Tall ships return with mix of new and veteran sailors

PORT HARDY - SALT schooners return to Hardy Bay during 10-day sail around Vancouver Island
39844porthardyC-tall-ships-vert-jr-32
The 115-foot schooner Pacific Grace and its sister ship

PORT HARDY — The tall-masted schooners of the Sail and Life Training Society (SALT) were back in Port Hardy for their annual visit this week, with a mix of new and returning sailors onboard.

The Victoria-based Christian society annually invites young people from ages 13-25 to take part in five- and ten-day excursions aboard the 115-foot Pacific Grace and its sister ship, the 85-foot Pacific Swift.

This week's port call in Port Hardy was part of a 10-day circumnavigation of Vancouver Island by the two twin-masted ships. They departed today for Ucluelet.

Crews of up to 30 participants per boat are taught both sailing and life lessons under five-member crews, with a focus on community and fellowship aboard the ships. The experience can be so uplifting that the young sailors often return to work aboard the ships on future trips.

"I first sailed when I was 13, with my Grade 7 class," said Nicole Ames, who is serving as second mate aboard the Pacific Swift on the current voyage. "And I didn't even want to come. But I came and just fell in love with it. It's addictive. It's just so freeing."
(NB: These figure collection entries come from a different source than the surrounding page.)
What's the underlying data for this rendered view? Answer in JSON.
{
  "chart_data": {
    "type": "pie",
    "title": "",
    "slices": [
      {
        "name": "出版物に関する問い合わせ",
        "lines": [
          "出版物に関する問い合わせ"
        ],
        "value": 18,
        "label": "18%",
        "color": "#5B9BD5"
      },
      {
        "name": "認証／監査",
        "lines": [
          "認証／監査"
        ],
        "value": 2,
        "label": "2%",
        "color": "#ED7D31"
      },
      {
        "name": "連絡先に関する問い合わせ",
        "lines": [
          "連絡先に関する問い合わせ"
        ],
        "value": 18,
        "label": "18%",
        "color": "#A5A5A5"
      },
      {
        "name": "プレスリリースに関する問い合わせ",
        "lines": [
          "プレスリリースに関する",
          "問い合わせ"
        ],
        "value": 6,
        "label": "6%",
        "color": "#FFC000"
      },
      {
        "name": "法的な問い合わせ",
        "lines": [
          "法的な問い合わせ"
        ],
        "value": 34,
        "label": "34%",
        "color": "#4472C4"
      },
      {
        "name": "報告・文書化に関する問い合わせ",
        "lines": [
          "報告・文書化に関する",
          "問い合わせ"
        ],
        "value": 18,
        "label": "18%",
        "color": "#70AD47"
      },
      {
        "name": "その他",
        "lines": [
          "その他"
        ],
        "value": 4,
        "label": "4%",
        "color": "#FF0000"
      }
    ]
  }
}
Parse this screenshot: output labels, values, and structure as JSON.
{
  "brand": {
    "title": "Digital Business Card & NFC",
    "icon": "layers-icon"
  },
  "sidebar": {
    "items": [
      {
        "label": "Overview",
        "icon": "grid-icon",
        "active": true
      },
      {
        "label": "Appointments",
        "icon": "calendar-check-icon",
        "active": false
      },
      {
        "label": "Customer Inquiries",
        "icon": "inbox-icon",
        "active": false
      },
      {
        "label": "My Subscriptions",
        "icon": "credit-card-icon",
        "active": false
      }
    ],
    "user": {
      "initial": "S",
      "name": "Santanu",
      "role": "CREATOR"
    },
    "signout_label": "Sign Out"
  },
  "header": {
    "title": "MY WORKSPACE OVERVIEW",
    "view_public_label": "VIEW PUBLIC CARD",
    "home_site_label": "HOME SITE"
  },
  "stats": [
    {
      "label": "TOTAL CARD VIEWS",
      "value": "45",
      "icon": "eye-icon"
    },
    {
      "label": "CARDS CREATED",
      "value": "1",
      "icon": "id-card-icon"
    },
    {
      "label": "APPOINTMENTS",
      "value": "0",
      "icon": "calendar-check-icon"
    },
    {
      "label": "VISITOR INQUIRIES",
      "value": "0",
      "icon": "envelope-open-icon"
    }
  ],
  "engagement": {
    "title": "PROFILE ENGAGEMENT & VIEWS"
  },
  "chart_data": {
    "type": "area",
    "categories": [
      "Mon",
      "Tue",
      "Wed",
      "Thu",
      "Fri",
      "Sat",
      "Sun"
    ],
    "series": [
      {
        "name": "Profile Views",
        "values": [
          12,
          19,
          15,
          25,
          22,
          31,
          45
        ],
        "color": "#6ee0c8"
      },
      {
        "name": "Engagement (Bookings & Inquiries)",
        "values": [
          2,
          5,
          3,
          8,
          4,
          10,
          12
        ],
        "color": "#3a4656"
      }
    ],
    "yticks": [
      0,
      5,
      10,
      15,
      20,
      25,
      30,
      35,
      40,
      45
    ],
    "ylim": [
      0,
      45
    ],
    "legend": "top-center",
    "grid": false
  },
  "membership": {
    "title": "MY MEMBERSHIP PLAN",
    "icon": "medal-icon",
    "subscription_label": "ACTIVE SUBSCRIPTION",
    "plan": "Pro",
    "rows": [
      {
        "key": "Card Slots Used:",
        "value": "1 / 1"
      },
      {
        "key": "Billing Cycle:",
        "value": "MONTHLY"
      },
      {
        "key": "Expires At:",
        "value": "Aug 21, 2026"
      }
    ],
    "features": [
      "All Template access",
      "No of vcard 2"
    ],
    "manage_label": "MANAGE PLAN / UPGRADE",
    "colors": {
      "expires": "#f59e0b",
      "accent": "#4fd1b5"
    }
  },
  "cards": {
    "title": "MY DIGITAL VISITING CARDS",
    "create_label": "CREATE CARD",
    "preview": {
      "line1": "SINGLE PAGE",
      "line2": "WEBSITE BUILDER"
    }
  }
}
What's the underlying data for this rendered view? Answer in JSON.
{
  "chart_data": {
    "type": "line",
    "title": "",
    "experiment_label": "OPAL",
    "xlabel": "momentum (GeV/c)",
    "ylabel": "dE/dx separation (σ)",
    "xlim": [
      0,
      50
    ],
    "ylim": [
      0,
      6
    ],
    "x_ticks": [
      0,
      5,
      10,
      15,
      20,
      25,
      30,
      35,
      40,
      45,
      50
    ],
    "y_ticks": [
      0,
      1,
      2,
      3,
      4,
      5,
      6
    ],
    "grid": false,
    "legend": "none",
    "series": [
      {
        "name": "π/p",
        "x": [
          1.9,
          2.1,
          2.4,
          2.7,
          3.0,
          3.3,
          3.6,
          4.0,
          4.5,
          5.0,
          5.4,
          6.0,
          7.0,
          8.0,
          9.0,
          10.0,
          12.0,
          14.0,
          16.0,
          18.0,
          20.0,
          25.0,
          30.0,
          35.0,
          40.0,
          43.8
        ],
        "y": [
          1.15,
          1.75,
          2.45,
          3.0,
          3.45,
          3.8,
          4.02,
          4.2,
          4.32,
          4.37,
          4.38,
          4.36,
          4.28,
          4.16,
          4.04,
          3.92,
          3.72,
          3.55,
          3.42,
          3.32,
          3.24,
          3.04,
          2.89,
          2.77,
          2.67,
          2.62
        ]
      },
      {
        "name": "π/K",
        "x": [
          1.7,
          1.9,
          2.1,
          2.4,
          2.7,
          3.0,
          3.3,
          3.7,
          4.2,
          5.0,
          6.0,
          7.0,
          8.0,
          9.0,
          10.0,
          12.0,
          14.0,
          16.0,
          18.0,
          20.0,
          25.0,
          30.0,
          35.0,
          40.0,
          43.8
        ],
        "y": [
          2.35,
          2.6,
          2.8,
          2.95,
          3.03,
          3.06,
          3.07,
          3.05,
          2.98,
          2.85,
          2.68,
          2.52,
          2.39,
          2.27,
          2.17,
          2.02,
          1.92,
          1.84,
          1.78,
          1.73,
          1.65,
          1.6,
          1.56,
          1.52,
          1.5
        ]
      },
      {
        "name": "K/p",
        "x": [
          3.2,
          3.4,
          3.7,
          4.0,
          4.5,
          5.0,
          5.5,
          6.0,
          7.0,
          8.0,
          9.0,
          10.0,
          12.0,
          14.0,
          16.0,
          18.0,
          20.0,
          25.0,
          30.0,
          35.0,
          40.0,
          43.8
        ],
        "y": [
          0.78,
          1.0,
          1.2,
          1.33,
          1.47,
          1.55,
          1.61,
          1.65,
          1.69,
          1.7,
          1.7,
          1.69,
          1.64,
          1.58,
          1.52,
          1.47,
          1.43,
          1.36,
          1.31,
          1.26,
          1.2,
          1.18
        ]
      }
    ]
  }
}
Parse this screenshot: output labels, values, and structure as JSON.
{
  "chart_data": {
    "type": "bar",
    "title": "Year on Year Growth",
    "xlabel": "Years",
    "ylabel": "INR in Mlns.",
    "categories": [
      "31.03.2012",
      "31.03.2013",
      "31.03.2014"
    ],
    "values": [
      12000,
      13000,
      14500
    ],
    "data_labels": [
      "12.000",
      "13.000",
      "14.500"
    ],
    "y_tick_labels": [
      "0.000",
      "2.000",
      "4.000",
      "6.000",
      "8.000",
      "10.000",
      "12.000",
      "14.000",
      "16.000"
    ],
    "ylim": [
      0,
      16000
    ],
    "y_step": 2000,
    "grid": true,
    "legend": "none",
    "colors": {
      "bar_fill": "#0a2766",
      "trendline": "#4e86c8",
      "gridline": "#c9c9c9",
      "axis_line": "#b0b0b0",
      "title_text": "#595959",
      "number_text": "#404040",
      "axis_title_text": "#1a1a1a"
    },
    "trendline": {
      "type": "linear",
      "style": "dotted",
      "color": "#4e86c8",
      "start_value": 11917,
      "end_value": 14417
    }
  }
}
The ships draw plenty of attention while moored at the Seagate dock, with residents and tourists dropping by to shoot pictures or chat with the sailors. Among the visitors early this week was Port Hardy's Dave Mullett, whose son, Stephon, toured on the ships as a youngster. Like Ames, the young Stephon later returned as a volunteer crewman, and traveled to the shipyard in Victoria to do his work experience program with the ships as a Grade 12 student. He is now serving in the Canadian Navy, his father said.

"If they did an adult tour, I'd pay to go," Dave Mullett said while admiring the tall, wooden ships.